A Thousand Splendid Suns by Khaled Hosseini

Everyone I know has read Kite Runner. It's an incidental thing, not a case of everyone saying "you must read this book" but rather, a more casual, "hey I just read this book the other day, have you heard of it?"

If you liked Kite Runner, I suspect you will like this book as well, the second book from the same author. I found that I liked and disliked in this book the same elements that I liked and disliked in Kite Runner.

I find the history included in the story to be compelling. The author has a way of educating his readers about a part of the world to which we are largely ignorant, and he does so while telling an engrossing story. Accidental education, you think you're just enjoying a story when in fact you're learning something.

The characters led such brutal and harsh lives. This, I know, is unfortunately a reflection of the reality of what women have endured in Afghanistan. That might be what makes the story so hard to digest, the awareness that this is happening in the world. This was not a third world country, this was a prosperous nation, and it all fell apart, and remains in pieces.

The novel spans several generations of women, and many phases of Afghanistan's history -- the Soviet occupation, the warlords, the Taliban, the U.S. bombing, and finally, the current time period, which unfortunately may be a return of the Taliban. By reading this book we understand how the people were affected and in this case the women in particular.

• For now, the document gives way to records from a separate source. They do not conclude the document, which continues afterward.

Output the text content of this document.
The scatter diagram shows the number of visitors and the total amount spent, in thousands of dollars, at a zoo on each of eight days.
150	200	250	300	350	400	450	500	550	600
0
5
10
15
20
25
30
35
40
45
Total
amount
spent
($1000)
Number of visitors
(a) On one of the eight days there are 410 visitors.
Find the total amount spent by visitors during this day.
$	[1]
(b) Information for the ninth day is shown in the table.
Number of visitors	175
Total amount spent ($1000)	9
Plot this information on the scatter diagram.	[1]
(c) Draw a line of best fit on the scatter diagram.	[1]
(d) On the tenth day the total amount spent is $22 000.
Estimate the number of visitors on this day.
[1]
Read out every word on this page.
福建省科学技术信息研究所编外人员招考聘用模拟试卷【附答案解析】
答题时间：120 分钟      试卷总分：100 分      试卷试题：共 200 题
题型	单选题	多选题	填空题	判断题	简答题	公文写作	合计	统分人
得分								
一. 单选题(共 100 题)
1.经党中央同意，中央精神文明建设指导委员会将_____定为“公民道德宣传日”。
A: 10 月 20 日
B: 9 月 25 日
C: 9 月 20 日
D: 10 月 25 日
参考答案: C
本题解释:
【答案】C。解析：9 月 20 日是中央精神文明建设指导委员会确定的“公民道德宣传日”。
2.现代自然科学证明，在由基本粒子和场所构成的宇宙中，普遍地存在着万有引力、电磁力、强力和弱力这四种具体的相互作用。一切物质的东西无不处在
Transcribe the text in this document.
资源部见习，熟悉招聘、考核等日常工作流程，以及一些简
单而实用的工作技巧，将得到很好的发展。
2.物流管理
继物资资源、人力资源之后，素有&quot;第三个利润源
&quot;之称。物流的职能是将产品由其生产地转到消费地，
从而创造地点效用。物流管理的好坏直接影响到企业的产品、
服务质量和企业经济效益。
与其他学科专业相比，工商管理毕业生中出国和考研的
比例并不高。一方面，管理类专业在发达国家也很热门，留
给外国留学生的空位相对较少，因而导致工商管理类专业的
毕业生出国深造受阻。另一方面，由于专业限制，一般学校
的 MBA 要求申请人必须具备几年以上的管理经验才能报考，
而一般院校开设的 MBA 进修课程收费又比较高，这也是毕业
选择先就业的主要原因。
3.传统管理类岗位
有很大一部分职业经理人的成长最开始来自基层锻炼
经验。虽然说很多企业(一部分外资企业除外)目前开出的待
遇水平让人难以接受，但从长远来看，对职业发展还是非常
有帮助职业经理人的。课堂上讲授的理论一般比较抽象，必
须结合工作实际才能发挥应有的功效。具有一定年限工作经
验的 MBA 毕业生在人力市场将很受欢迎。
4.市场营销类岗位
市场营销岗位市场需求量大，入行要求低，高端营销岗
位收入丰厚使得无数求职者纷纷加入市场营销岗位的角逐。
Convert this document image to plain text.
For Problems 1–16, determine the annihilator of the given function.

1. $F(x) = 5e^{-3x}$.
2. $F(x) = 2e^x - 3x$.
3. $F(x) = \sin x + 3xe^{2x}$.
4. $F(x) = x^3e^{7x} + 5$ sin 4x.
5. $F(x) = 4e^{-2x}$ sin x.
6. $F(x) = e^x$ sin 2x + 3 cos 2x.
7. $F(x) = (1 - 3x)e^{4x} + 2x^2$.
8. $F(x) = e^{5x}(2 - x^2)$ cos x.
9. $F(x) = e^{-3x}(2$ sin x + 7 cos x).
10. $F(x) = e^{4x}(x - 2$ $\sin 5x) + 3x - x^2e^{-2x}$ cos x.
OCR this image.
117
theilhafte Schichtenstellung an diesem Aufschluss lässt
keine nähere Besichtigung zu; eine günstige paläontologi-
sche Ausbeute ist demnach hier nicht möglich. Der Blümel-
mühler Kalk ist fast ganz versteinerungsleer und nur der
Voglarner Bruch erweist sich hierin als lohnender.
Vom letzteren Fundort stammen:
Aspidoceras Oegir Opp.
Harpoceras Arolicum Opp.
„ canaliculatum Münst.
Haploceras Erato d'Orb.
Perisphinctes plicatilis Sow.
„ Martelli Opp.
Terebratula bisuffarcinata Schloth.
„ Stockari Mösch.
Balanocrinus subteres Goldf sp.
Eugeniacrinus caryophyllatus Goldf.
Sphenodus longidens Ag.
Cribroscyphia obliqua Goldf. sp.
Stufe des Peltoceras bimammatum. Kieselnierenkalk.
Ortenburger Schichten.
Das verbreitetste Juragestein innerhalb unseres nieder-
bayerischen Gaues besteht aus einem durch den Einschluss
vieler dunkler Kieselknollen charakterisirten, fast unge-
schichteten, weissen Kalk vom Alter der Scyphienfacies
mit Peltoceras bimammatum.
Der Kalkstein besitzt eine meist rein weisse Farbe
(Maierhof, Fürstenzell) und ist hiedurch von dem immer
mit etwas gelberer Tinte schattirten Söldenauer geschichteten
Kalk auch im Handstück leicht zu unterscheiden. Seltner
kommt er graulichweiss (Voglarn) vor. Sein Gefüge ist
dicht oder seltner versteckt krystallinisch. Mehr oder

There were times when I didn't feel as if the female characters rang true. These were clearly female character created by a man. I was unnerved by the nine year old thinking she was in love. That was too young for a child to have feelings like that. She was describing the sort of feelings that usually don't happen until later teens. I had to go back and read the part because I was so startled when I saw the line that "she was almost ten years old." I never felt especially close to the characters. Their situations took on a soap opera like element with so many extreme situations, the deaths, the pregnancies, the betrayals, so many characters that were pure evil versus characters that were pure good. While I found the situation and the portrayals of war in the city to be devastating, I felt numb to individual characters.

The coincidences bothered me. They didn't seem as absurd in this book as they were in the other, but nonetheless they were there. When I mentioned this a friend pointed out "that's what happens in fiction." Maybe, in some fiction, not the type I usually read. If this didn't bother you in Kite Runner, it won't bother you in this book.

Despite my criticisms, I'm glad I read it because I am interested in the history of the Middle East. I believe that a lot of people will enjoy it, in the same way that they've enjoyed Kite Runner.